The parties tried this case in 2018 or 2019, long before White v. Llewellyn, the court specified that when a plaintiff in a fraudulent-conveyance case establishes certain badges of fraud, the burden of persuasion in the case shifts to the defendant, and stays there for the duration of the case.

There’s an interesting holding about the burden of proof and the standard for reviewing that burden. (I hasten to add that this isn’t a bankruptcy case, where a trustee can void certain transfers that prefer one or more creditors over others.) The debtor can even make a payment to a company insider – a form of self-dealing – as long as the payee’s claim is valid.
#Voluntary conveyance pro
This factor unravels most of the circuit court’s judgment, because a creditor without a perfected lien can’t insist on a priority or even pro rata payment. The court then goes on to indicate that, under well-established law, there’s no prohibition against a debtor’s preferring one creditor over others, even when the debtor is insolvent. Justice Kelsey observes that courts have “supplemented these statutory remedies” by allowing, in certain circumstances, “an in personam judgment directly against the transferee of an unlawful conveyance.” Today’s opinion states that “truly exceptional circumstances” are necessary to justify such a remedy. That remedy legally puts the transferred goods or money back into the debtor’s possession so priority creditors can execute on it. That remedy is a declaration that the transfer shall be void.

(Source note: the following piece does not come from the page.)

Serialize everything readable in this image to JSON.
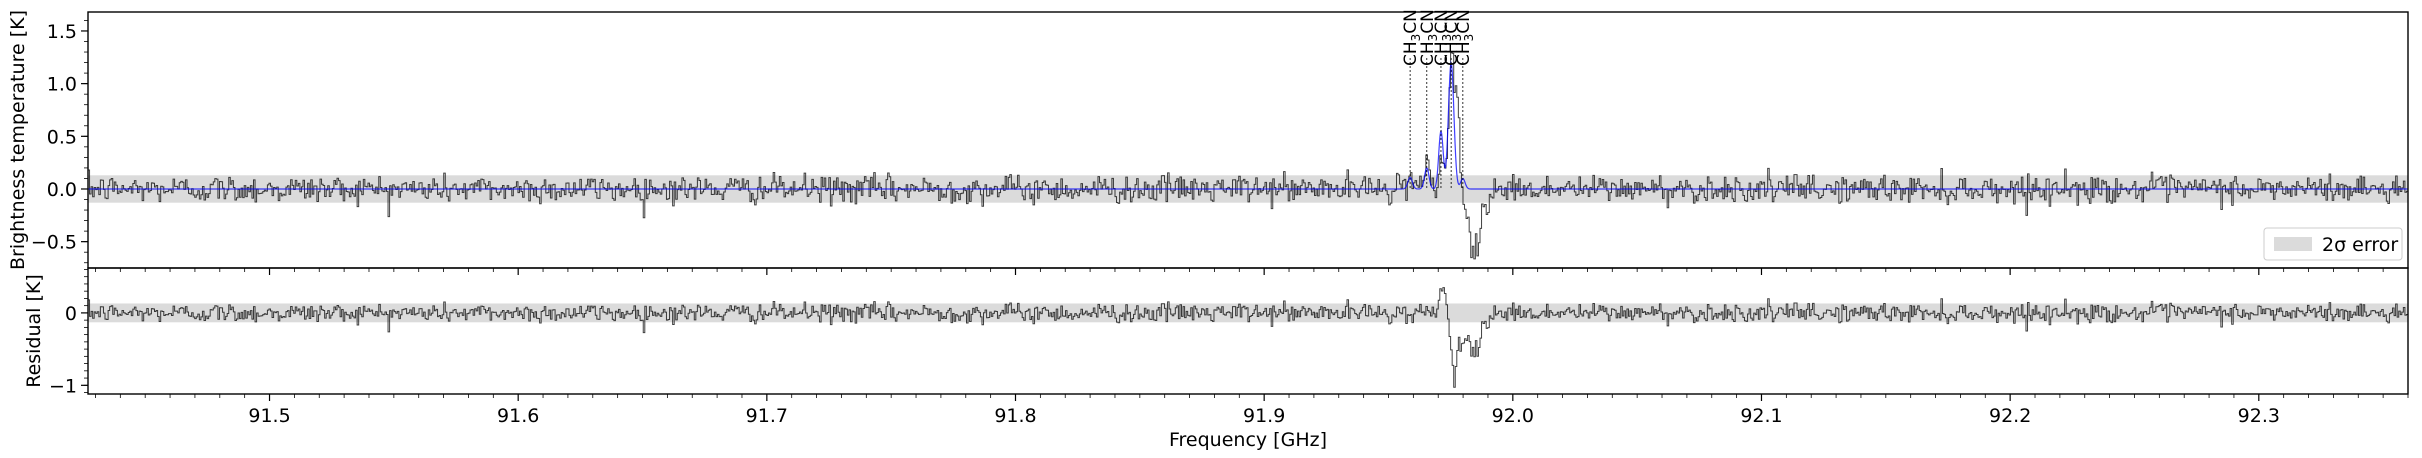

The Supreme Court begins its rulings by observing that the fraudulent and voluntary conveyance statutes specify a particular remedy, and it isn’t a money judgment against those persons or entities who received the property or money. I’ll summarize the significant holdings here, safe in the knowledge that if you really want the Encyclopedia Britannica version of the case, the slip opinion is just a mouse click away.
#Voluntary conveyance trial
The trial court agreed and entered personal judgments against several defendants, including the two lawyers in the firm, some entities associated with one of them, and even the firm’s bookkeeper. The Reader’s Digest version of the case is that it’s a claim by a landlord that one of its tenants, a law firm, had made several voluntary and fraudulent conveyances that deprived the landlord of the opportunity to collect six figures in rent. With a case like this, if I were to describe the facts in detail, I’d lose half of you before getting to any of the holdings.
#Voluntary conveyance full
The opinion of the court is a full 46 pages long. He notes that the trial record runs to almost 6,000 pages. Justice Kelsey’s meticulous opinion takes ten pages to describe the facts and another 4½ to lay out the procedural posture. The facts of this case are uncommonly complex.

It’s a debtor-creditor dispute on steroids, and arises in Fairfax. (Posted June 24, 2021) The Supreme Court of Virginia clears out the oldest undecided appeals on its docket by handing down a consolidated opinion styled Grayson v.